I'd schedule 5-6 user calls a week. Each one took 45 minutes. Then I'd spend another 30 minutes writing notes, tagging themes, trying to remember what mattered. By Friday, I had maybe 15 pages of Google Docs and a vague sense that "people want better reporting."

At Finvestfx, I was managing 20+ enterprise clients in forex and treasury. I knew I should be talking to more of them. But between demos, support escalations, and internal meetings, I just couldn't. So I talked to the loudest clients and assumed they spoke for everyone. Spoiler: they didn't.

The real problem wasn't that discovery was hard. It was that synthesizing it was hard. So I did less discovery to avoid drowning in notes.

AI didn't replace interviews, it made them 10x more useful

At Sonic Linker, we were moving fast. Founding team, AI SaaS product, trying to ship the core platform in 3 months. I couldn't afford to miss signals.

I started using AI tools (mostly ChatGPT and later some transcript analyzers) to do the boring parts. Record a call, dump the transcript, ask it to pull out pain points, feature requests, objections, anything that contradicted what I thought I knew.

Suddenly, I could talk to 15 users a week instead of 5. Because I wasn't spending hours in post-call cleanup. The AI did the first pass. I'd review it, add context, move on.

But here's the part that actually mattered: I started noticing patterns I used to miss.

When you're manually tagging themes across 6 calls, you remember the loud stuff. The thing three people said the exact same way. But when you're analyzing 15-20 calls with AI help, you start seeing the quiet stuff. The offhand comment that five people made in slightly different words. The feature they didn't ask for but kept working around.

At Sonic Linker, we almost built a dashboard feature because two enterprise leads asked for it directly. But when I analyzed a broader set of calls, I realized the real ask was "we need to explain this to our legal team." The dashboard would've been nice. A one-click compliance report was what actually closed deals.

The new discovery loop is talk more, synthesize faster, test quicker

I used to think discovery was about depth. Spend an hour with a user, really dig in, understand their world.

Now I think it's about breadth first, then depth. Talk to 20 users in a week. Use AI to spot the patterns. Then go deep on the ones that matter.

Here's my actual loop now:

1. Talk to everyone. Not just power users. Not just the clients who pay the most. Everyone. I aim for 12-15 conversations a week, even if some are just 20 minutes.

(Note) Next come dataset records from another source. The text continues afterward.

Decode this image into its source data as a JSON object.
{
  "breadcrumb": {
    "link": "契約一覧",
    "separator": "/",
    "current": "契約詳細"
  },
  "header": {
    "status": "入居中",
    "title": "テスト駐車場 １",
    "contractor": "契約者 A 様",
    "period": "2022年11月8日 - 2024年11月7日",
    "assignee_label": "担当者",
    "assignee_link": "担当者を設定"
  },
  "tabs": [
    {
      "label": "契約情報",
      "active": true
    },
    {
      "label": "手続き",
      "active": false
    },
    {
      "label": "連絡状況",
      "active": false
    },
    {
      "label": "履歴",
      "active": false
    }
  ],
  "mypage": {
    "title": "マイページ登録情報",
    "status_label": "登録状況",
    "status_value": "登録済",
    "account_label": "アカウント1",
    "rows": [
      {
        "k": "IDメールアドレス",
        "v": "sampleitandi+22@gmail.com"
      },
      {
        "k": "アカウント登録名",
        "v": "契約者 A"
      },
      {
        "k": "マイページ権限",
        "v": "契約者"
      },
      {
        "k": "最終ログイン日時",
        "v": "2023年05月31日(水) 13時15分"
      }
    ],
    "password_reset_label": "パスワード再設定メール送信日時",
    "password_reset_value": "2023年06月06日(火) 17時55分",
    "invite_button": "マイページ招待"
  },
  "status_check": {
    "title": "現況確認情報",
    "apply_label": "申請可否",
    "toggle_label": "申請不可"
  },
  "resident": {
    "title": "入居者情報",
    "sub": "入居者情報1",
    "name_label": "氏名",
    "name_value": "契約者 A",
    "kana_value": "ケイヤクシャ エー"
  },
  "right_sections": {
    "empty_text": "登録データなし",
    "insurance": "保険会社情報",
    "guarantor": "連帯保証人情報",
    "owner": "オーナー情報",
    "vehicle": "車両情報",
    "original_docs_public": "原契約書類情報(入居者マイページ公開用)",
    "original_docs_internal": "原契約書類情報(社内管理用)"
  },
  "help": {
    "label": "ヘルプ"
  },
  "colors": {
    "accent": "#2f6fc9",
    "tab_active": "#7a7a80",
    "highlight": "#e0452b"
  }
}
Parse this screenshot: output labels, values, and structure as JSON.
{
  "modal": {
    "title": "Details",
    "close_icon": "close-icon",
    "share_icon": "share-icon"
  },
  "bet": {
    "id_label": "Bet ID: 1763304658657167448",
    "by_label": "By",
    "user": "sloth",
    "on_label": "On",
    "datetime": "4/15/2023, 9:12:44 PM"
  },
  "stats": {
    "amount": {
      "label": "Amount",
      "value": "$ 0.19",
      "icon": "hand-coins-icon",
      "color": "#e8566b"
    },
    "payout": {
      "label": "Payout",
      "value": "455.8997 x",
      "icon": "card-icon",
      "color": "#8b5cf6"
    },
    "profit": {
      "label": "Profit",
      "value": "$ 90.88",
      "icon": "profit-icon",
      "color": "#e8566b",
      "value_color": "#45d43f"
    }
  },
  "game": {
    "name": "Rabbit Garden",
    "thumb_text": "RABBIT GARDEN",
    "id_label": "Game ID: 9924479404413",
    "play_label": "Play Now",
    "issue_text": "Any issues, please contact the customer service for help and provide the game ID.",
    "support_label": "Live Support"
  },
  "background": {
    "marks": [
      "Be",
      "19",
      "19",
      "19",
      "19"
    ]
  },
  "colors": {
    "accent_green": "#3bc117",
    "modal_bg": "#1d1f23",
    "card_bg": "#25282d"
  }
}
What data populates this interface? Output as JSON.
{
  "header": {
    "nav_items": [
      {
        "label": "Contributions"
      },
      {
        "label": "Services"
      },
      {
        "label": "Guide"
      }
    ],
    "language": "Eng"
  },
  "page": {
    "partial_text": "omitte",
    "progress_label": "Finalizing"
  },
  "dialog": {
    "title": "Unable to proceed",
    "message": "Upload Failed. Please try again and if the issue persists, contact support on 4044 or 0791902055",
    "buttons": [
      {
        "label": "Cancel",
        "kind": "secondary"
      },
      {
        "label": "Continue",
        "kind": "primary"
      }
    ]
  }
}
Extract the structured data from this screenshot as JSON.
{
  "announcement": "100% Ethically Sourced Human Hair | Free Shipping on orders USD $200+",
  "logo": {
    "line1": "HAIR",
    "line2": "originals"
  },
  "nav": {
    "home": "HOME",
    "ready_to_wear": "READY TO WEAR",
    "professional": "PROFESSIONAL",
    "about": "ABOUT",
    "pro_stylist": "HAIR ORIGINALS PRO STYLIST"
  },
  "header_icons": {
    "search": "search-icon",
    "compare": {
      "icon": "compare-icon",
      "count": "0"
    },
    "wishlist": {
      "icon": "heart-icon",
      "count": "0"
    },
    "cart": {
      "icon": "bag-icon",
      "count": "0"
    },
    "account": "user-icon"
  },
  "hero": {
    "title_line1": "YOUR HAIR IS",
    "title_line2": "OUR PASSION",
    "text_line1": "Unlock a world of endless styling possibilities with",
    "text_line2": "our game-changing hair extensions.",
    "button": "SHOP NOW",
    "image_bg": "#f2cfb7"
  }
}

2. Let AI do the first synthesis. I dump all transcripts into a tool (or honestly, just a ChatGPT thread) and ask it to find overlaps, contradictions, edge cases. It's not perfect, but it's fast.

3. I add the context AI misses. Tone, urgency, who they are in the org, whether they're a churner or a champion. AI can't read a room. I can.

4. Test fast. Once I see a pattern across 8-10 calls, I don't write a full spec. I mock it up, show it to 5 more people, see if they light up or shrug.

At Finvestfx, I wish I'd had this loop. I would've caught the retention issues earlier. I was talking to happy clients and assuming the quiet ones were fine. They weren't. They just didn't complain before they churned.

What actually changed

AI didn't replace product discovery. It removed my excuse for not doing enough of it.

I used to avoid calls because the aftermath was overwhelming. Now the aftermath takes 10 minutes. So I take more calls. And the more calls I take, the faster I spot what actually matters versus what's just noise.

If you're a PM and you're not using AI to scale your user conversations, you're leaving insights on the table. Not because AI is smarter than you. But because it makes the boring parts fast enough that you can actually talk to everyone instead of just the squeaky wheels.

The real shift: Discovery isn't a phase anymore. It's just part of the weekly rhythm. And AI is the only reason I can keep up.